Karen has never been quiet. She was finishing her PhD in tropical biology in the early 1990s when she came back to a research site high up in the mountains. The air was filled with the sounds of the frog species she was studying. Almost all the animals were gone.
She moved her research sites further south in Central America, into the mountains of Panama, and as far south as the border with Columbia. They found a wave of death preceding them wherever they went. She remembers that it was already too late to get there.
When she was a graduate student at the University of Maryland College Park, she saw the arrival in the Americas of a fungus epidemic that had been sweeping the globe. The Bd pathogen originated in Asia and probably spread for decades before it was noticed. Scientists estimate that since then, 90 amphibian species have been made extinct by the fungus, and more than 400 were severely harmed by it, losing up to 90 percent of their populations.

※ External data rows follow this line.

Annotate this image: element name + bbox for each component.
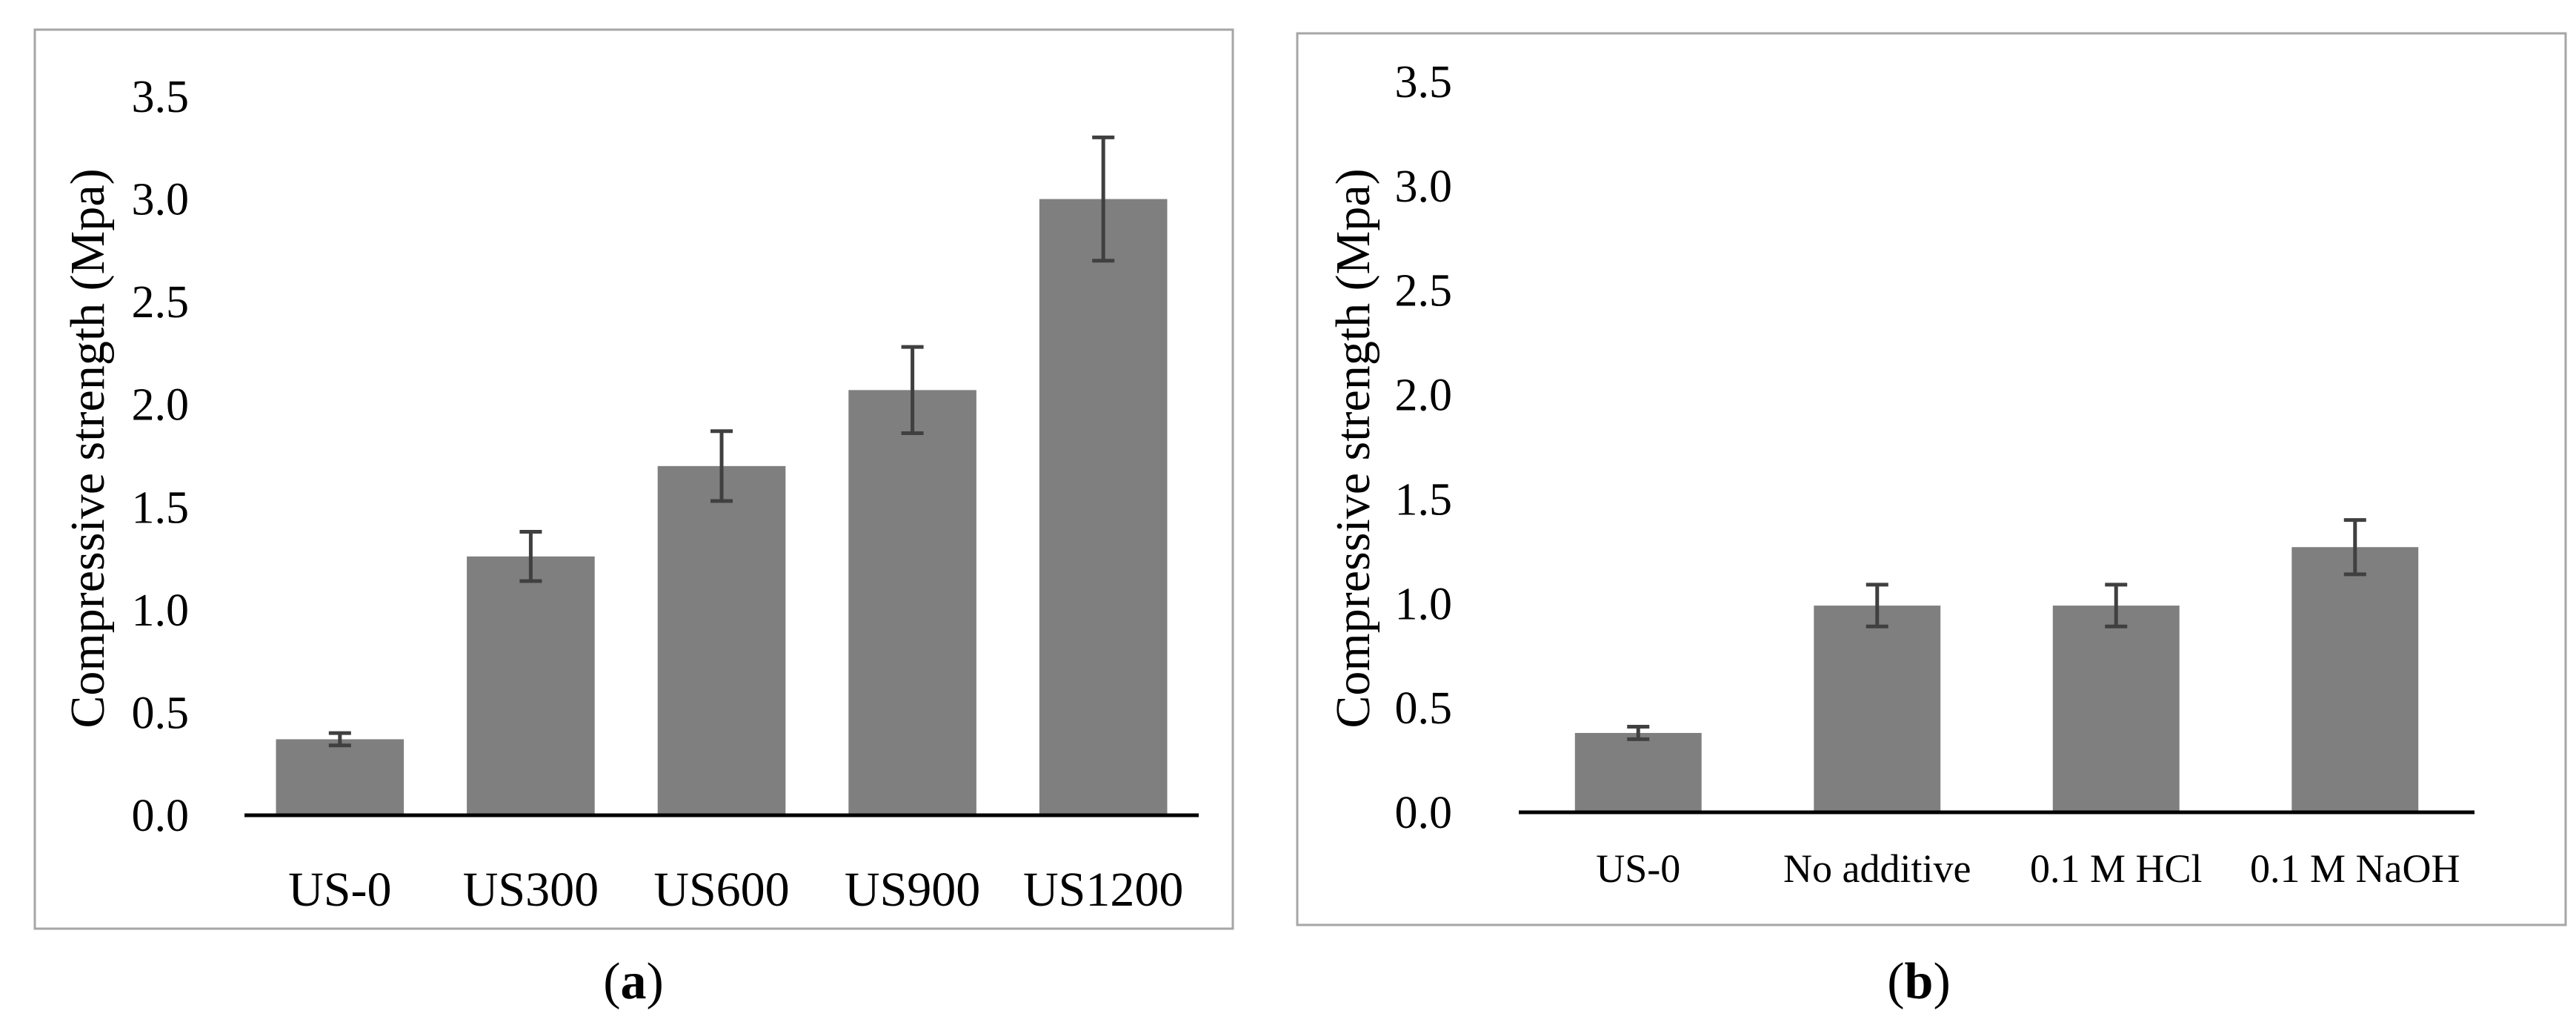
chart-a-y-tick-label: 3.0	[132, 175, 190, 225]
chart-a-x-tick-label: US1200	[1023, 863, 1183, 917]
chart-a-y-tick-label: 0.5	[132, 688, 190, 738]
chart-b-y-tick-label: 2.5	[1395, 266, 1453, 316]
chart-b-x-tick-label: 0.1 M HCl	[2030, 846, 2203, 891]
chart-a-x-tick-label: US-0	[288, 863, 391, 917]
chart-a-error-bar	[710, 429, 733, 503]
chart-a-y-tick-label: 3.5	[132, 72, 190, 122]
chart-a-bar	[848, 390, 976, 815]
chart-b-y-tick-label: 0.5	[1395, 683, 1453, 734]
chart-b-bar	[2292, 547, 2419, 812]
chart-b-y-tick-label: 3.5	[1395, 57, 1453, 107]
chart-b-x-tick-label: 0.1 M NaOH	[2250, 846, 2460, 891]
chart-b-error-bar	[2343, 518, 2366, 577]
chart-a-bar	[657, 465, 786, 815]
chart-b-y-tick-label: 0.0	[1395, 788, 1453, 838]
chart-b-y-tick-label: 1.0	[1395, 579, 1453, 629]
chart-a-x-tick-label: US300	[463, 863, 599, 917]
chart-b-error-bar	[1627, 724, 1650, 741]
panel-b: 0.0 0.5 1.0 1.5 2.0 2.5 3.0 3.5 US-0 No additive 0…	[1296, 32, 2567, 1010]
chart-a-y-tick-label: 0.0	[132, 791, 190, 841]
chart-b: 0.0 0.5 1.0 1.5 2.0 2.5 3.0 3.5 US-0 No additive 0…	[1395, 57, 2475, 891]
chart-b-x-tick-label: US-0	[1596, 846, 1680, 891]
chart-b-y-tick-label: 3.0	[1395, 162, 1453, 212]
chart-b-bar	[2052, 606, 2180, 812]
chart-a: 0.0 0.5 1.0 1.5 2.0 2.5 3.0 3.5 US-0 US300 US600 US…	[132, 72, 1199, 917]
chart-b-y-axis-title: Compressive strength (Mpa)	[1326, 168, 1380, 728]
chart-a-y-tick-label: 2.5	[132, 277, 190, 328]
chart-a-bar	[1039, 199, 1168, 816]
chart-a-x-tick-label: US600	[653, 863, 789, 917]
chart-b-x-tick-label: No additive	[1783, 846, 1971, 891]
chart-b-y-tick-label: 1.5	[1395, 474, 1453, 525]
chart-a-y-tick-label: 1.5	[132, 482, 190, 533]
panel-a-frame	[33, 28, 1234, 930]
chart-b-error-bar	[2105, 583, 2128, 628]
chart-a-y-tick-label: 1.0	[132, 586, 190, 636]
panel-b-caption: (b)	[1887, 953, 1951, 1010]
chart-a-y-tick-label: 2.0	[132, 380, 190, 431]
chart-a-bar	[467, 556, 595, 815]
chart-a-x-tick-label: US900	[845, 863, 980, 917]
chart-b-error-bar	[1866, 583, 1888, 628]
chart-a-error-bar	[1092, 135, 1115, 263]
chart-a-error-bar	[901, 345, 924, 436]
chart-a-error-bar	[519, 530, 542, 583]
panel-a-caption: (a)	[603, 953, 664, 1010]
chart-b-y-tick-label: 2.0	[1395, 371, 1453, 421]
chart-b-bar	[1814, 606, 1941, 812]
chart-a-bar	[276, 739, 405, 815]
panel-a: 0.0 0.5 1.0 1.5 2.0 2.5 3.0 3.5 US-0 US300 US600 US…	[33, 28, 1234, 1010]
chart-a-error-bar	[328, 731, 351, 748]
chart-a-y-axis-title: Compressive strength (Mpa)	[61, 168, 115, 728]
chart-b-bar	[1574, 732, 1702, 812]
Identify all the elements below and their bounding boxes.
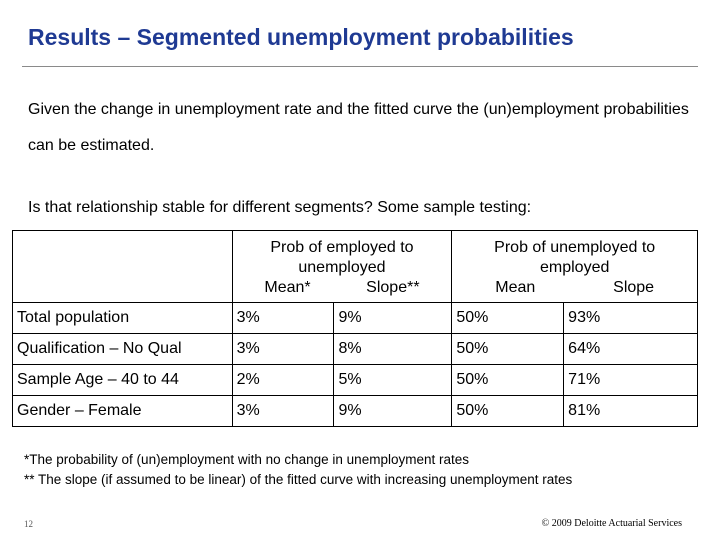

More than 6 percent of the world's amphibian species were destroyed or decimated in a single year.
Over the years, Lips and other scientists were able to document the decline in populations of insects and snakes in the wake of the extinction of the frog and other amphibians. What looked to ecologists like profound environmental disruption was invisible to most of society because it happened far away from human habitation.
There is evidence that the damage done by Bd has trickled down to the humans.
According to a report in the journal Environmental Research Letters, a surge in human malaria cases was caused by the destruction of frog species in Costa Rica and Panama. The first published evidence shows that the worldwide amphibian die-off has consequences for people.
A professor of ecology and evolutionary biology at the University of Michigan said that the paper was a wake-up call. The point is that the problem is not just that we're losing biodiversity. The loss of biodiversity has consequences for human welfare and human health.